Import and export trends

  • Bank of Russia analysts have revised the macroeconomic forecast for 2025 downward: inflation is expected to reach 6.6%, while GDP growth will slow to 1%. The key rate is projected to average 19.2%. According to Rosstat, consumer prices in September 2025 increased by 0,34% MoM and 7,98% YoY. The rates were higher than in August (0,26% MoM, 7,5% YoY), and annual inflation stabilized near the lower boundary of the Central Bank’s forecast range of 8–8.5%.

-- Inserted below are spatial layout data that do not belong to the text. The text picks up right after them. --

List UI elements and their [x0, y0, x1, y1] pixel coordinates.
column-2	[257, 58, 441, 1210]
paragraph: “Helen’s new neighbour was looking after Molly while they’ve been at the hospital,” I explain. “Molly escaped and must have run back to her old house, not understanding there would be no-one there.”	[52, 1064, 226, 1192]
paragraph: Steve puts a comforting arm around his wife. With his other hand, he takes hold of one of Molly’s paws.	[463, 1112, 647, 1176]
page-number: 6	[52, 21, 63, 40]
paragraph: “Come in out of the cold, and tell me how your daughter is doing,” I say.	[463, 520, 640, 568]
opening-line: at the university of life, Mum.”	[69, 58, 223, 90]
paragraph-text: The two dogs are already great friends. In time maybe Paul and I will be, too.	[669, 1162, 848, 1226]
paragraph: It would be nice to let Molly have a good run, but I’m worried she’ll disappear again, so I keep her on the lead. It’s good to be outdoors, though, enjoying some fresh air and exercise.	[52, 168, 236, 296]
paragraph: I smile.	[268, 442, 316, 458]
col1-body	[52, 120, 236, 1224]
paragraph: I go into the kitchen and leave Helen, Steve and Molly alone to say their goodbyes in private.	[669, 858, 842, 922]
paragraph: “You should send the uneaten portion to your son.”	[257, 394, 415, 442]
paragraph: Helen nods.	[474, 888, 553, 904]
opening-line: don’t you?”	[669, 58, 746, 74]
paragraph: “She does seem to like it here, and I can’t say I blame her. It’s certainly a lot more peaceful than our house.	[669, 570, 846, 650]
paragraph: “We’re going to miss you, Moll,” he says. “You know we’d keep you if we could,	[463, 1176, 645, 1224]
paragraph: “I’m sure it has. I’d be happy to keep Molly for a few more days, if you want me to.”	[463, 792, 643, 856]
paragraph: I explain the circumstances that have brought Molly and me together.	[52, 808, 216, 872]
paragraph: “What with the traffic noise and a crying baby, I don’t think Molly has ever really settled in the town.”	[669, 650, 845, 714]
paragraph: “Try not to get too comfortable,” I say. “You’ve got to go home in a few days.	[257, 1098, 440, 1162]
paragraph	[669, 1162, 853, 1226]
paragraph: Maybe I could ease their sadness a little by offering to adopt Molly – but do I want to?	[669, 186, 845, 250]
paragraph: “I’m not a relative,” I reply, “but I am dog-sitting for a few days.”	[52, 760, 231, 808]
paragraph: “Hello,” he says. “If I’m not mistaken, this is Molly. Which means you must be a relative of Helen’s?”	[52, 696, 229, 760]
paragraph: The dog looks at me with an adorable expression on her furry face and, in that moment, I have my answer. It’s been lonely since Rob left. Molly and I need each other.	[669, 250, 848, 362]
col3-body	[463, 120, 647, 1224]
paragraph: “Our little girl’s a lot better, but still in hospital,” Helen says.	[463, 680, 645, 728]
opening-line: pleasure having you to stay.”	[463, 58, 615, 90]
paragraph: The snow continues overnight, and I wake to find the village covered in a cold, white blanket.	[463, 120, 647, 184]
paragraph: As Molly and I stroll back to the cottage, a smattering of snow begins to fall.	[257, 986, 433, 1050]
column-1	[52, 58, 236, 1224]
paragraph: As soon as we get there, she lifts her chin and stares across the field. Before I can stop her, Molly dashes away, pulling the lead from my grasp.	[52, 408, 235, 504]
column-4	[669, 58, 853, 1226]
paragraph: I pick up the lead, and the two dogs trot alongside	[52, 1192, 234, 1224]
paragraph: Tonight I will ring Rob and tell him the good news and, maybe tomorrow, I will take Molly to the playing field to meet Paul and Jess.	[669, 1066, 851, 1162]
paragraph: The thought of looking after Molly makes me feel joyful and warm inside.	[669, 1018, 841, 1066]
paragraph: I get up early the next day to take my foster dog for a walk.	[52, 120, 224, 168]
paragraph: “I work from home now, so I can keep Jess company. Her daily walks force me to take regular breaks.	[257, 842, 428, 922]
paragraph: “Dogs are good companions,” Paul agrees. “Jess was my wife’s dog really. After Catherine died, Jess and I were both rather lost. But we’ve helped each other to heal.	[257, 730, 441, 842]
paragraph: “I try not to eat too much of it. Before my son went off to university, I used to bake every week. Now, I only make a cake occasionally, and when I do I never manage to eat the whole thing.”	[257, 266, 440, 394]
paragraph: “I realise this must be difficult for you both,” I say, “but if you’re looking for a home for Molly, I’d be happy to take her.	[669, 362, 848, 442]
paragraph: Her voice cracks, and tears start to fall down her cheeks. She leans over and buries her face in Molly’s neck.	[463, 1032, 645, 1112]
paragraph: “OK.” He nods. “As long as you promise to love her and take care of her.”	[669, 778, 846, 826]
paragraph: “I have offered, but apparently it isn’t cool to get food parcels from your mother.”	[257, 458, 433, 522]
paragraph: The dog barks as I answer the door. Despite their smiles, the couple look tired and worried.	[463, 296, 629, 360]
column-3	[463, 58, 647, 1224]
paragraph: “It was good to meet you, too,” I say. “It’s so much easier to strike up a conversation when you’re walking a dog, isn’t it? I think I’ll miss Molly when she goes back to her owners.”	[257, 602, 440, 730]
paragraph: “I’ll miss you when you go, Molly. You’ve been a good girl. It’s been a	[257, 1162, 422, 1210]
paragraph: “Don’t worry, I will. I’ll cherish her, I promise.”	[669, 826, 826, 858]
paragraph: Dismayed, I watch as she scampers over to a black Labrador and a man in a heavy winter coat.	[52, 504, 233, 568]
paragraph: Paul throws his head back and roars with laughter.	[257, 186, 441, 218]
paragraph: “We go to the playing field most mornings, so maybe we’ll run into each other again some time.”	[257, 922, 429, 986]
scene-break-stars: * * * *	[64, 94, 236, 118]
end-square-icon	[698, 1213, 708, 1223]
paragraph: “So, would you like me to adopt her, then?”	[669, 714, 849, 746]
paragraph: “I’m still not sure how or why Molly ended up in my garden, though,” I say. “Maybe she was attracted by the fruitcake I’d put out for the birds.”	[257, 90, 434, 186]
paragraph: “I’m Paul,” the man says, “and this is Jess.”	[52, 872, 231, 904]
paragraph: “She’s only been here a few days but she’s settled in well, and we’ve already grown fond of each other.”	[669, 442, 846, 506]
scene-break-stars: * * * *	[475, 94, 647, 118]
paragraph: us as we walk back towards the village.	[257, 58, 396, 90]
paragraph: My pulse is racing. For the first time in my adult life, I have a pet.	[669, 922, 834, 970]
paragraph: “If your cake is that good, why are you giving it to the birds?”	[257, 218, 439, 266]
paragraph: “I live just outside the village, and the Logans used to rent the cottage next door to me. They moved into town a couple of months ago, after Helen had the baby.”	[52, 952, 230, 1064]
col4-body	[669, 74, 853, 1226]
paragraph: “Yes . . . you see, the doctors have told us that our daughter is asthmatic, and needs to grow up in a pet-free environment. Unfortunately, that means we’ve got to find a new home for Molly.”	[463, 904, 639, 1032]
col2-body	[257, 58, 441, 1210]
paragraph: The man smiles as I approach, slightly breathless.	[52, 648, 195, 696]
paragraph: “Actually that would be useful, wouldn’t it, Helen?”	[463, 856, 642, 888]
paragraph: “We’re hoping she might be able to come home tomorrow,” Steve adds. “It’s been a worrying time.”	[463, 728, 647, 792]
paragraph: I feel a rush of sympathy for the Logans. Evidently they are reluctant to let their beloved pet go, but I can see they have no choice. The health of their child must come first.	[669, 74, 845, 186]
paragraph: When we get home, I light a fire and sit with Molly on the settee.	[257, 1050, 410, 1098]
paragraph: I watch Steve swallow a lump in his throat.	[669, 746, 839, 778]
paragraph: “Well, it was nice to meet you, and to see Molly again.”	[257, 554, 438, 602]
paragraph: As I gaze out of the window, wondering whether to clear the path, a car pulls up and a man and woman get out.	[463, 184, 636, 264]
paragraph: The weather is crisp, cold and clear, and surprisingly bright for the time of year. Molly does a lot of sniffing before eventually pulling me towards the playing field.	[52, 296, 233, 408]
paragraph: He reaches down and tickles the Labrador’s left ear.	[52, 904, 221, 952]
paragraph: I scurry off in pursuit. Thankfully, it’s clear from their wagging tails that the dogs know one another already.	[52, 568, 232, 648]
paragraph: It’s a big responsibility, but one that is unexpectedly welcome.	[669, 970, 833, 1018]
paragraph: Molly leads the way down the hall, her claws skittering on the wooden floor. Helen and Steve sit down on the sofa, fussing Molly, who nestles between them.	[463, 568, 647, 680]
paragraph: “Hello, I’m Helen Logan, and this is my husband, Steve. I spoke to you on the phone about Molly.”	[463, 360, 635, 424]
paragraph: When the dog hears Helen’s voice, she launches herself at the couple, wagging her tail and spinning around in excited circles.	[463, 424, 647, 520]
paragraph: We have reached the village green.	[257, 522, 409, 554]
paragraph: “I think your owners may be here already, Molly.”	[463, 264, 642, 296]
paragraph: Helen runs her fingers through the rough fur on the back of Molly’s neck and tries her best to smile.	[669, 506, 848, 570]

  • Consumer demand continues to show steady growth: nominal expenditures in September increased by 11% YoY, with retail turnover growing by 10%. The main drivers were rising incomes and a revival in credit activity. A short-term surge in demand is possible in 4Q2025 due to the anticipated VAT increase; however, a normalization of the trend is likely in the medium term [Kommersant]. The current resilience of demand supports the volume of consumer goods imports, but an expected slowdown in consumption growth in 2026 will restrain imports.
  • The Bank of Russia will consider the possibility of adjusting the key rate on October 24. Despite remaining room for easing, the decision will be made considering the pace of inflation deceleration and the upcoming VAT hike, which complicates achieving the 4% target. Most analysts expect the rate to be maintained at the current level or a symbolic reduction of 0,25-0,5%, with further monetary policy easing likely only in December 2025 [Kommersant].
  • According to the IPEM forecast, railway container transportation in 2025 will decrease by 4,8% due to the steady shift of shippers to road transport. Additional pressure on the market will come from the VAT increase and tight monetary policy [PortNews].
  • In addition to the «ship-or-pay» principle, the Ministry of Transport of Russia proposes amendments to the Railway Transport Charter requiring shippers to coordinate transportation requests with wagon operators. Experts note that the measure will improve transportation planning quality, but it has been met with mixed reactions in the operator community. Critics fear increased shipper dependence on operators and a potential shift of cargo to road transport [1520international].
  • In September 2025, the total container throughput of Russian seaports decreased by 10% YoY, amounting to 408.6 thousand TEU. The sharpest decline was in imports (-16%), while exports decreased by 8% [InfraNews].
  • The return of the French container line CMA CGM to the Russian market has reignited discussions about the need to protect domestic carriers. The first container ship is scheduled to arrive at the port of St. Petersburg on November 17, with subsequent weekly calls [Kommersant]. CMA CGM’s return will intensify tariff pressure on the market, creating additional challenges for Russian carriers amid declining imports. No overall market volume growth is expected—only a redistribution of existing cargo flows will occur.
  • Import rates in the China-Moscow multimodal corridor continue to remain stably low; however, a slight increase has been noticeable over the past 2 weeks (+$200/FEU), with the average transportation cost via Far Eastern ports at ~$4 150/FEU (SOC). In contrast, rates for direct rail transportation have decreased by $200/FEU and stand at ~$4 800/FEU (COC).